Li Ruifeng, dean of the Advanced Institute, asserts that AI and robotics are core drivers of the new technological revolution. With the Quanzhou platform’s launch, hardware clusters and intelligent systems will integrate to form cross-scenario service matrices for homes, elderly care, sports, and specialized industries. This initiative exemplifies Fujian’s strategic push to position itself as a leader in the China robot sector, harnessing innovation to transform traditional industries and foster sustainable growth in the competitive China robot market.

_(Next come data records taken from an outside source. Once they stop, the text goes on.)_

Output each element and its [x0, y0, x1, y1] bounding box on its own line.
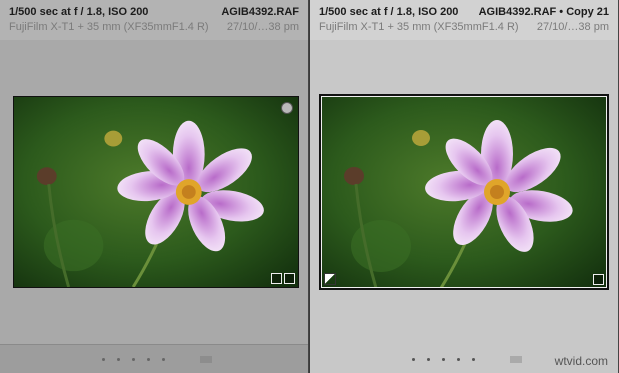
- rating-dot-icon[interactable]: [412, 358, 415, 361]
- photo-thumbnail[interactable]: [13, 96, 299, 288]
- rating-dot-icon[interactable]: [442, 358, 445, 361]
- filename: AGIB4392.RAF: [221, 6, 299, 18]
- rating-dot-icon[interactable]: [102, 358, 105, 361]
- watermark: wtvid.com: [554, 354, 608, 368]
- photo-thumbnail-selected[interactable]: [319, 94, 609, 290]
- develop-badge-icon[interactable]: [593, 274, 604, 285]
- cosmos-flower-image: [321, 96, 607, 288]
- rating-dots[interactable]: [102, 358, 165, 361]
- capture-date: 27/10/…38 pm: [536, 21, 609, 33]
- cosmos-flower-image: [14, 97, 298, 287]
- grid-cell-original[interactable]: 1/500 sec at f / 1.8, ISO 200 AGIB4392.R…: [0, 0, 309, 373]
- capture-date: 27/10/…38 pm: [226, 21, 299, 33]
- rating-dot-icon[interactable]: [117, 358, 120, 361]
- circle-flag-icon[interactable]: [281, 102, 293, 114]
- crop-badge-icon[interactable]: [271, 273, 282, 284]
- rating-dot-icon[interactable]: [132, 358, 135, 361]
- camera-lens-info: FujiFilm X-T1 + 35 mm (XF35mmF1.4 R): [319, 21, 519, 33]
- exposure-info: 1/500 sec at f / 1.8, ISO 200: [9, 6, 149, 18]
- cell-footer: [0, 344, 308, 373]
- virtual-copy-corner-icon: [324, 273, 336, 285]
- filename: AGIB4392.RAF • Copy 21: [478, 6, 609, 18]
- rating-dot-icon[interactable]: [472, 358, 475, 361]
- rating-dot-icon[interactable]: [427, 358, 430, 361]
- rating-dot-icon[interactable]: [147, 358, 150, 361]
- rating-dot-icon[interactable]: [457, 358, 460, 361]
- grid-cell-virtual-copy[interactable]: 1/500 sec at f / 1.8, ISO 200 AGIB4392.R…: [310, 0, 619, 373]
- cell-header: 1/500 sec at f / 1.8, ISO 200 AGIB4392.R…: [0, 0, 308, 40]
- exposure-info: 1/500 sec at f / 1.8, ISO 200: [319, 6, 459, 18]
- color-label-icon[interactable]: [510, 356, 522, 363]
- rating-dot-icon[interactable]: [162, 358, 165, 361]
- color-label-icon[interactable]: [200, 356, 212, 363]
- cell-header: 1/500 sec at f / 1.8, ISO 200 AGIB4392.R…: [310, 0, 618, 40]
- rating-dots[interactable]: [412, 358, 475, 361]
- develop-badge-icon[interactable]: [284, 273, 295, 284]
- camera-lens-info: FujiFilm X-T1 + 35 mm (XF35mmF1.4 R): [9, 21, 209, 33]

The convergence of practical applications, diverse scenarios, and robust platforms underscores Fujian’s accelerating role in the China robot industry. As enterprises like Hanter Cloud and Hongfa refine niche technologies, and innovation hubs like the Quanzhou platform drive embodied intelligence, the province is poised to capture larger shares of the global robotics arena. This momentum not only aligns with national policies but also highlights the dynamic evolution of China robot capabilities in shaping future manufacturing and daily life.